The infill is cocobolo rosewood, cut from a big chunk that gathered dust in my shop for five years until I was ready to work it. The irons are A-2 tool steel, pitched at 50 degrees on the No. 3 and 45 degrees on the No. 4. The finish is a French polish on top of hand-rubbed oil.
As an experiment, I made the irons for these planes myself as I wanted to play with shape and size, and had them professionally heat treated. Ron Hock has made my irons in the past, and what I really learned in making these irons is that metallurgy is better left to someone who knows what he’s doing. Ron Hock does.

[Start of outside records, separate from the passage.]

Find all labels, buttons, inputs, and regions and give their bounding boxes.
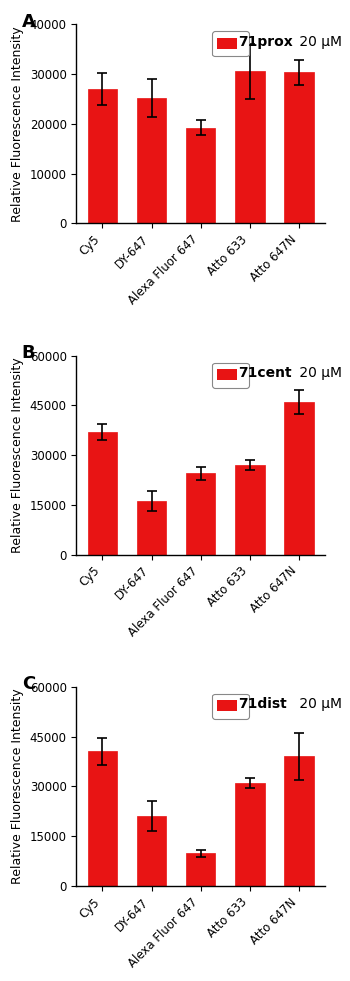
Y-axis label: Relative Fluorescence Intensity: Relative Fluorescence Intensity	[11, 357, 24, 553]
Bar	[88, 89, 117, 224]
Bar	[235, 72, 265, 224]
Bar	[88, 751, 117, 886]
Y-axis label: Relative Fluorescence Intensity: Relative Fluorescence Intensity	[11, 689, 24, 884]
Bar	[235, 465, 265, 554]
Text: 71prox: 71prox	[238, 35, 293, 49]
Bar	[284, 756, 314, 886]
Text: A: A	[22, 13, 36, 30]
Text: B: B	[22, 343, 35, 362]
Text: 71dist: 71dist	[238, 697, 287, 711]
Bar	[137, 816, 166, 886]
Text: 20 μM: 20 μM	[295, 35, 342, 49]
Bar	[284, 402, 314, 554]
Bar	[137, 501, 166, 554]
Legend: 	[212, 694, 249, 719]
Bar	[186, 473, 215, 554]
Text: 71cent: 71cent	[238, 366, 292, 380]
Text: C: C	[22, 675, 35, 693]
Y-axis label: Relative Fluorescence Intensity: Relative Fluorescence Intensity	[11, 26, 24, 222]
Text: 20 μM: 20 μM	[295, 697, 342, 711]
Legend: 	[212, 363, 249, 387]
Legend: 	[212, 31, 249, 57]
Bar	[186, 853, 215, 886]
Bar	[235, 783, 265, 886]
Bar	[284, 73, 314, 224]
Bar	[88, 432, 117, 554]
Bar	[186, 128, 215, 224]
Bar	[137, 98, 166, 224]
Text: 20 μM: 20 μM	[295, 366, 342, 380]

I don’t.
These are the newest iterations of my “shorebird” infills, so called because, as I explained in my last post, the little uptick on the crown makes it look like the head and bill of a shorebird.
There’s nothing like cocobolo, don’t you think? But it can break your heart. I spent half of yesterday stressing out about the other half of my big chunk, trying to figure out how best to cut it for a No. 3 I’m making for a client. It’s gorgeous wood, to be sure, and it bothered me no end when I realized that if I was to end up with the grain pattern I wanted, I’d lose a lot of wood to waste.
Oh, well. The stuff grows on trees, right?